If you are new to Go, there is a guide to getting started with the language that provides some basic resources for getting started.

Font Display in Powershell

If using Powershell, change font to NSimSun to be able to see all characters properly. This is taken from this stackoverflow answer.

Repository Structure

This repository consists of two primary parts.

  • abstractor: The abstractor, which is responsible for providing an abstract front-end to various ZK systems.
  • extractor: The extractor, which is responsible for the generation of the Lean code using the data generated by the parser in gnark-lean-extractor.

Building

You can build and see the project in action as follows.

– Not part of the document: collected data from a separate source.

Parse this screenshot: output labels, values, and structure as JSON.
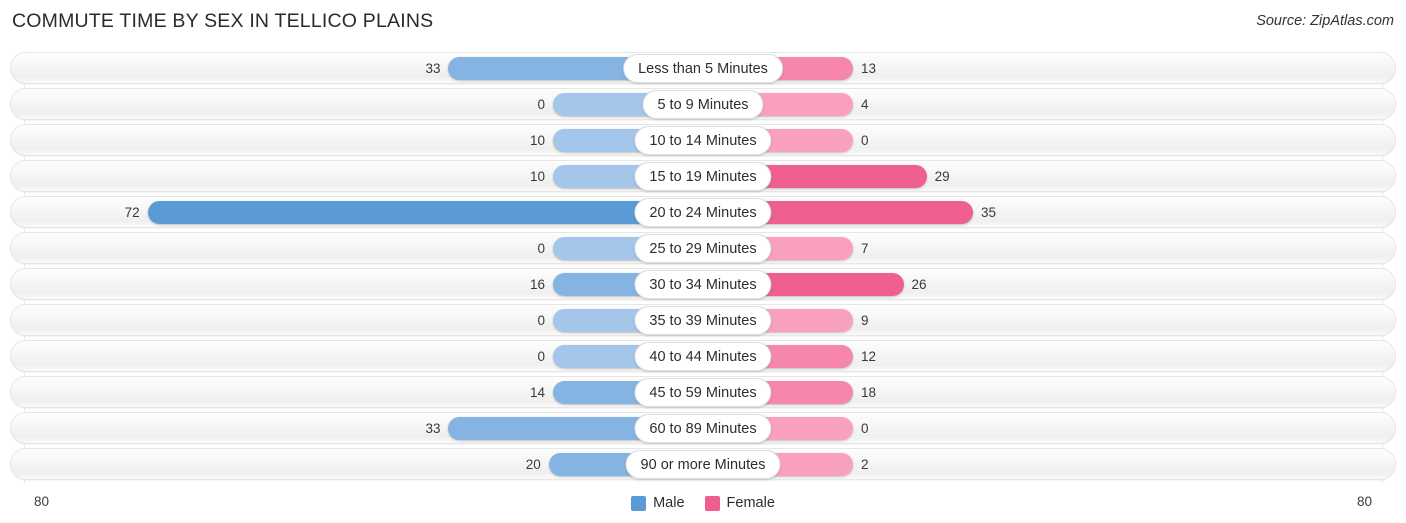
{
  "header": {
    "title": "COMMUTE TIME BY SEX IN TELLICO PLAINS",
    "source": "Source: ZipAtlas.com"
  },
  "axis": {
    "left_max_label": "80",
    "right_max_label": "80"
  },
  "legend": {
    "items": [
      {
        "label": "Male",
        "color": "#5b9bd5"
      },
      {
        "label": "Female",
        "color": "#ee5f8e"
      }
    ]
  },
  "colors": {
    "male_light": "#a3c6ea",
    "male_mid": "#85b4e2",
    "male_strong": "#5b9bd5",
    "female_light": "#f9a0c1",
    "female_mid": "#f786ae",
    "female_strong": "#f0608f",
    "track": "#f4f4f4",
    "text": "#3a3a3a"
  },
  "chart_data": {
    "type": "bar",
    "orientation": "horizontal-diverging",
    "title": "COMMUTE TIME BY SEX IN TELLICO PLAINS",
    "xlabel": "",
    "ylabel": "",
    "xlim": [
      80,
      80
    ],
    "grid": false,
    "legend_position": "bottom-center",
    "categories": [
      "Less than 5 Minutes",
      "5 to 9 Minutes",
      "10 to 14 Minutes",
      "15 to 19 Minutes",
      "20 to 24 Minutes",
      "25 to 29 Minutes",
      "30 to 34 Minutes",
      "35 to 39 Minutes",
      "40 to 44 Minutes",
      "45 to 59 Minutes",
      "60 to 89 Minutes",
      "90 or more Minutes"
    ],
    "series": [
      {
        "name": "Male",
        "side": "left",
        "values": [
          33,
          0,
          10,
          10,
          72,
          0,
          16,
          0,
          0,
          14,
          33,
          20
        ]
      },
      {
        "name": "Female",
        "side": "right",
        "values": [
          13,
          4,
          0,
          29,
          35,
          7,
          26,
          9,
          12,
          18,
          0,
          2
        ]
      }
    ]
  }
}
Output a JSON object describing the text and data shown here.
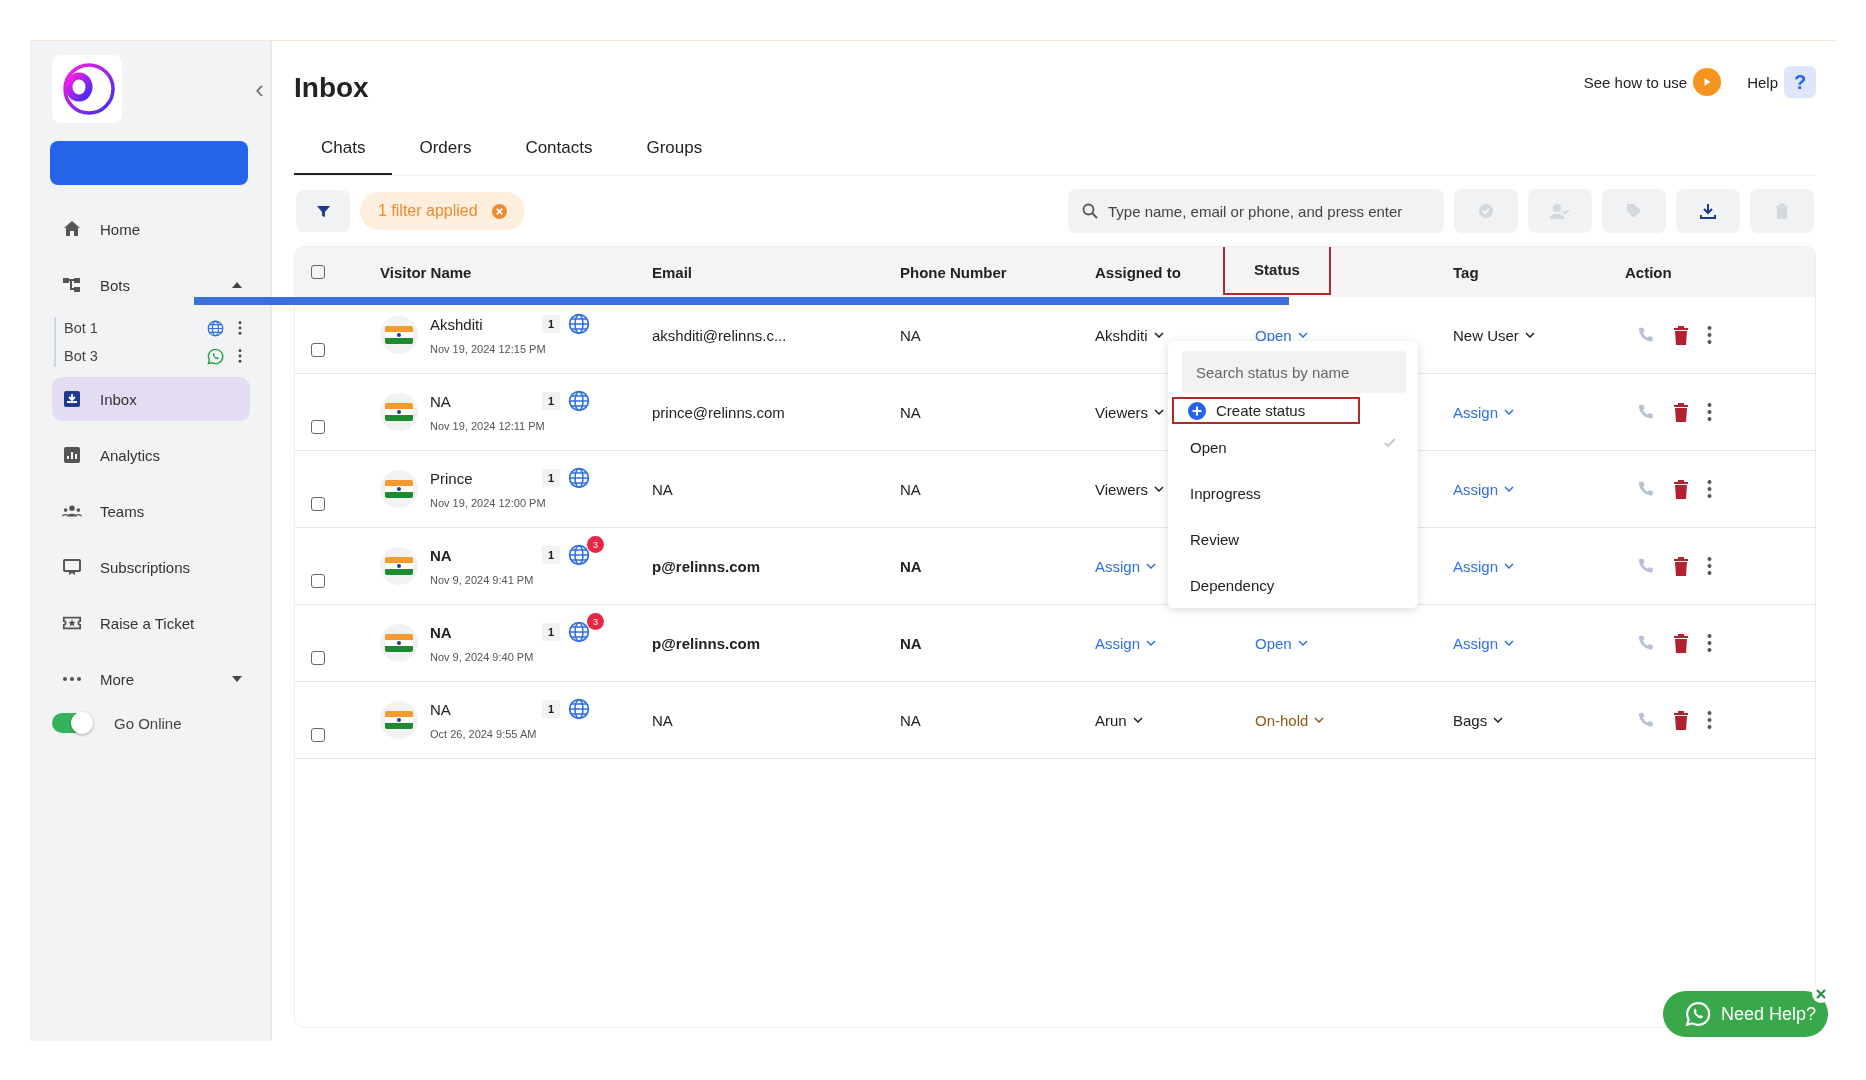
{
  "sidebar": {
    "collapse_icon": "‹",
    "nav": [
      {
        "kind": "link",
        "label": "Home",
        "selected": false
      },
      {
        "kind": "group",
        "label": "Bots",
        "expanded": true,
        "children": [
          {
            "label": "Bot 1",
            "kind": "web"
          },
          {
            "label": "Bot 3",
            "kind": "whatsapp"
          }
        ]
      },
      {
        "kind": "link",
        "label": "Inbox",
        "selected": true
      },
      {
        "kind": "link",
        "label": "Analytics",
        "selected": false
      },
      {
        "kind": "link",
        "label": "Teams",
        "selected": false
      },
      {
        "kind": "link",
        "label": "Subscriptions",
        "selected": false
      },
      {
        "kind": "link",
        "label": "Raise a Ticket",
        "selected": false
      },
      {
        "kind": "more",
        "label": "More",
        "expanded": false
      }
    ],
    "toggle": {
      "label": "Go Online",
      "on": true
    }
  },
  "header": {
    "title": "Inbox",
    "guide": "See how to use",
    "help": "Help",
    "help_icon": "?"
  },
  "tabs": [
    {
      "label": "Chats",
      "selected": true
    },
    {
      "label": "Orders",
      "selected": false
    },
    {
      "label": "Contacts",
      "selected": false
    },
    {
      "label": "Groups",
      "selected": false
    }
  ],
  "toolbar": {
    "filter_chip": "1 filter applied",
    "search": {
      "placeholder": "Type name, email or phone, and press enter"
    },
    "actions": [
      {
        "kind": "resolve",
        "disabled": true
      },
      {
        "kind": "assign",
        "disabled": true
      },
      {
        "kind": "tag",
        "disabled": true
      },
      {
        "kind": "download",
        "disabled": false
      },
      {
        "kind": "delete",
        "disabled": true
      }
    ]
  },
  "table": {
    "select_all": {
      "checked": false
    },
    "columns": [
      "Visitor Name",
      "Email",
      "Phone Number",
      "Assigned to",
      "Status",
      "Tag",
      "Action"
    ],
    "rows": [
      {
        "checked": false,
        "name": "Akshditi",
        "time": "Nov 19, 2024 12:15 PM",
        "count": "1",
        "unread": null,
        "email": "akshditi@relinns.c...",
        "phone": "NA",
        "assigned": {
          "text": "Akshditi",
          "kind": "user"
        },
        "status": {
          "text": "Open",
          "color": "#2f6fe0"
        },
        "tag": {
          "text": "New User",
          "kind": "user"
        },
        "bold": false
      },
      {
        "checked": false,
        "name": "NA",
        "time": "Nov 19, 2024 12:11 PM",
        "count": "1",
        "unread": null,
        "email": "prince@relinns.com",
        "phone": "NA",
        "assigned": {
          "text": "Viewers",
          "kind": "user"
        },
        "status": null,
        "tag": {
          "text": "Assign",
          "kind": "assign"
        },
        "bold": false
      },
      {
        "checked": false,
        "name": "Prince",
        "time": "Nov 19, 2024 12:00 PM",
        "count": "1",
        "unread": null,
        "email": "NA",
        "phone": "NA",
        "assigned": {
          "text": "Viewers",
          "kind": "user"
        },
        "status": null,
        "tag": {
          "text": "Assign",
          "kind": "assign"
        },
        "bold": false
      },
      {
        "checked": false,
        "name": "NA",
        "time": "Nov 9, 2024 9:41 PM",
        "count": "1",
        "unread": "3",
        "email": "p@relinns.com",
        "phone": "NA",
        "assigned": {
          "text": "Assign",
          "kind": "assign"
        },
        "status": null,
        "tag": {
          "text": "Assign",
          "kind": "assign"
        },
        "bold": true
      },
      {
        "checked": false,
        "name": "NA",
        "time": "Nov 9, 2024 9:40 PM",
        "count": "1",
        "unread": "3",
        "email": "p@relinns.com",
        "phone": "NA",
        "assigned": {
          "text": "Assign",
          "kind": "assign"
        },
        "status": {
          "text": "Open",
          "color": "#2f6fe0"
        },
        "tag": {
          "text": "Assign",
          "kind": "assign"
        },
        "bold": true
      },
      {
        "checked": false,
        "name": "NA",
        "time": "Oct 26, 2024 9:55 AM",
        "count": "1",
        "unread": null,
        "email": "NA",
        "phone": "NA",
        "assigned": {
          "text": "Arun",
          "kind": "user"
        },
        "status": {
          "text": "On-hold",
          "color": "#8a5a12"
        },
        "tag": {
          "text": "Bags",
          "kind": "user"
        },
        "bold": false
      }
    ]
  },
  "status_menu": {
    "search": {
      "placeholder": "Search status by name"
    },
    "create": "Create status",
    "options": [
      {
        "label": "Open",
        "selected": true
      },
      {
        "label": "Inprogress",
        "selected": false
      },
      {
        "label": "Review",
        "selected": false
      },
      {
        "label": "Dependency",
        "selected": false
      }
    ]
  },
  "help_widget": {
    "label": "Need Help?"
  }
}
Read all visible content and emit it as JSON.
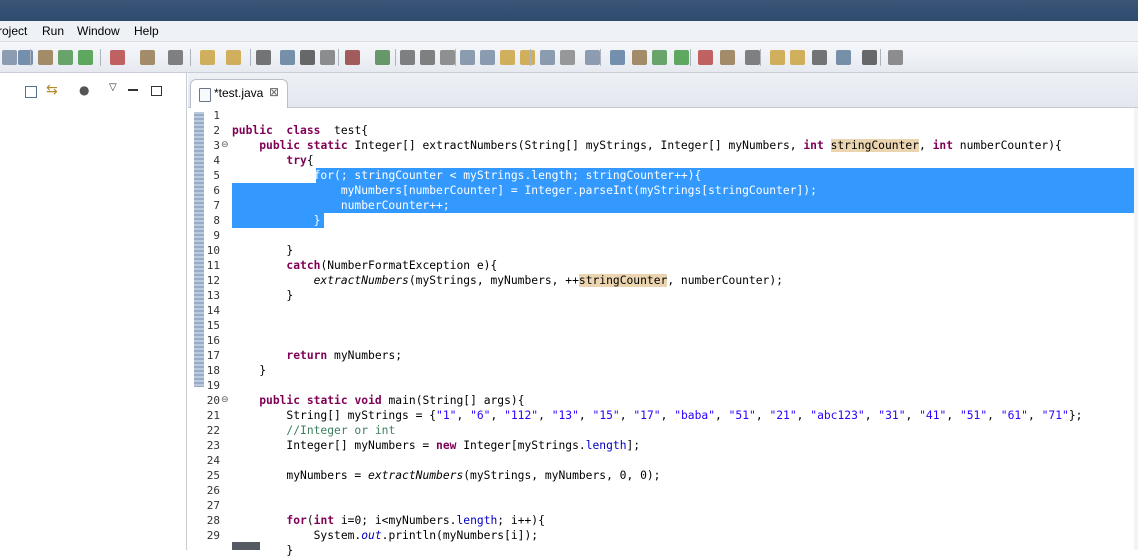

  1. Clone the repository into a location of your choice.
git clone https://github.com/reilabs/gnark-lean-demo
  1. Build the go circuit project using go (meaning that you will need to have that toolchain set up).
cd gnark-lean-demo
go mod download
go build -o gnark-lean-demo -v ./...
./gnark-lean-demo extract-circuit --out=lean-circuit/LeanCircuit.lean

The Lean code will be printed in the file lean-circuit/LeanCircuit.lean

Getting Your Code on main

This repository works on a fork and pull request workflow, with code review and CI as an integral part of the process. This works as follows:

  1. If necessary, you fork the repository, but if you have access to do so please create a branch.
  2. You make your changes on that branch.
  3. Pull request that branch against main.
  4. The pull request will be reviewed and CI will be run on it.
  5. Once the reviewer(s) have accepted the code and CI has passed, the code will be merged to main.

New to Go?

If you are new to working with Go, a great place to start is the official set of tutorials. They explain how to install and set the language up, as well as an interactive tour of how to use the language.

We recommend being familiar with the language and the go command-line interface to the build system and compiler before interacting with the Go portion of this repository.